In 1879 she married Eustace Balfour, a London-based Scottish architect. Eustace's uncle, Lord Salisbury, had three terms as Britain's prime minister. Eustace's elder brother, Arthur Balfour, was also a Conservative British prime minister from 1902 to 1905. However, in opposition to the Conservative politics of her in-laws, Frances, along with both her parents, supported Liberal statesman William Gladstone and his government when she was a young women. Lady Frances Balfour and her husband never overcame these political differences and spent less and less time together.

Suffrage

She was the only member of the aristocracy and the only Scot to have a leadership role in the British women's suffrage campaign.
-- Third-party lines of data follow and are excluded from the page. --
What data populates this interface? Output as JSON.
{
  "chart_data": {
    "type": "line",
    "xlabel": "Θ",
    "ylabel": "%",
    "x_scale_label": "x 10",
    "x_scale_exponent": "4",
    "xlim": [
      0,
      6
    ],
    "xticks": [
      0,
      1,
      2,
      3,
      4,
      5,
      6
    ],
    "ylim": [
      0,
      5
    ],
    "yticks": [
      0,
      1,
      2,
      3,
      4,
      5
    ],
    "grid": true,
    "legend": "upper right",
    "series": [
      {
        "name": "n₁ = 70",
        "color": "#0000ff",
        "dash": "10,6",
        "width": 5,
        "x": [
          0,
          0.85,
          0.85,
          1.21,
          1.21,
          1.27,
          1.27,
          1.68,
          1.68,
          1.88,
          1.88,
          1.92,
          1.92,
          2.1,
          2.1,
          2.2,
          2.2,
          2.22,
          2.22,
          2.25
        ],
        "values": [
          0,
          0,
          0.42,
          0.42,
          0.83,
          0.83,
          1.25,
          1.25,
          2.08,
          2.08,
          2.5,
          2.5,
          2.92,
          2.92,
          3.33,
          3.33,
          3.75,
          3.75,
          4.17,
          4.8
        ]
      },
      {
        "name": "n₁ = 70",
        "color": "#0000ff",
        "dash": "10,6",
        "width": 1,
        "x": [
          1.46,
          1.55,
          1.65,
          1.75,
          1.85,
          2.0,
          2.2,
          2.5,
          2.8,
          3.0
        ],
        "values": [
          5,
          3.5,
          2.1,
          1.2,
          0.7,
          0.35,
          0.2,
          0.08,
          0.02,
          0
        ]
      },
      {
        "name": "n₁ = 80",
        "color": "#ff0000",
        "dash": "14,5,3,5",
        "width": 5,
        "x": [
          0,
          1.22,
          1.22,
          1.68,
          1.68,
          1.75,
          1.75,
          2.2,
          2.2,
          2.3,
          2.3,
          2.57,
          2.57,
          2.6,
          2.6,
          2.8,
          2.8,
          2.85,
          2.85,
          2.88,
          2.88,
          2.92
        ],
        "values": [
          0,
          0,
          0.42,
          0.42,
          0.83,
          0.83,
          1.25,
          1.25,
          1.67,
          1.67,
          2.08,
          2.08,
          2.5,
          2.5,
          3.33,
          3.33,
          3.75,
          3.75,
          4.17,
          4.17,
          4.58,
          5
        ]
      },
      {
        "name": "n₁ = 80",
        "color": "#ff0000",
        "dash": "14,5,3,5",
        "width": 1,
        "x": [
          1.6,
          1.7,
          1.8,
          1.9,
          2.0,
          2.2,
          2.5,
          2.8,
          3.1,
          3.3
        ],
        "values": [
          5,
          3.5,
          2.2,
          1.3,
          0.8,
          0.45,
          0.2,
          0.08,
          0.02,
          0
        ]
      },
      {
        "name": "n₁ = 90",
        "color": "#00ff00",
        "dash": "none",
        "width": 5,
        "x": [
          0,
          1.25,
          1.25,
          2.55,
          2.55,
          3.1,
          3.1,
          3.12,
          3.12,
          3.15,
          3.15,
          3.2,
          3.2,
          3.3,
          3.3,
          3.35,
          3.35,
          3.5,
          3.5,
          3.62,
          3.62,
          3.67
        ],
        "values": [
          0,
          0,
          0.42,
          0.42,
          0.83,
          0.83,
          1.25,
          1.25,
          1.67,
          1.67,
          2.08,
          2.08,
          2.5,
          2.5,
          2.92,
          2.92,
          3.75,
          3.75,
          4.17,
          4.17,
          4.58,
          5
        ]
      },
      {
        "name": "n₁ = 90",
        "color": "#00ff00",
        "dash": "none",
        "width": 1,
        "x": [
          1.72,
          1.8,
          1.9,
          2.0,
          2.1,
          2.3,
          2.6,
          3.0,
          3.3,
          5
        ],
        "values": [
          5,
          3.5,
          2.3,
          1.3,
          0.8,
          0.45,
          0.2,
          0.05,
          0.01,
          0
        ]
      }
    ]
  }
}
She began her work for women's suffrage in 1889, when she became the constitutionalists' main liaison with Parliament. In 1897, she became a member of the Executive Committee of the newly-formed National Union of Women's Suffrage Societies, whose President was Mrs. Millicent Garrett Fawcett, and served in this capacity from its inception until some women got the vote in 1918. She was also the President of the London Society of Women's Suffrage, the largest single suffrage group in Britain, from 1896 to 1919. In addition, She served as President of the Lyceum Club, which rendered services to professional women, from 1903 to 1915. When her work for votes for women was almost over,. Lady Frances published six books, including her autobiography Ne Obliscaris.

Lyceum Club

The writer Constance Smedley had decided to start a new type of club for women. Another proposed founder, Jessie Trimble, proposed that the new club be called the Lyceum Club, and the new committee arranged for Smedley to meet Lady Frances Balfour. The committee had decided to extend their net for new members from writers, to professional women and even the daughters or wives of prominent men. Balfour agreed to lead the new club and served as their chair for 15 years.
She died in London on 25 February 1931 from bronchial pneumonia and heart failure, and was buried at Whittingehame, the Balfour family home in East Lothian, Scotland.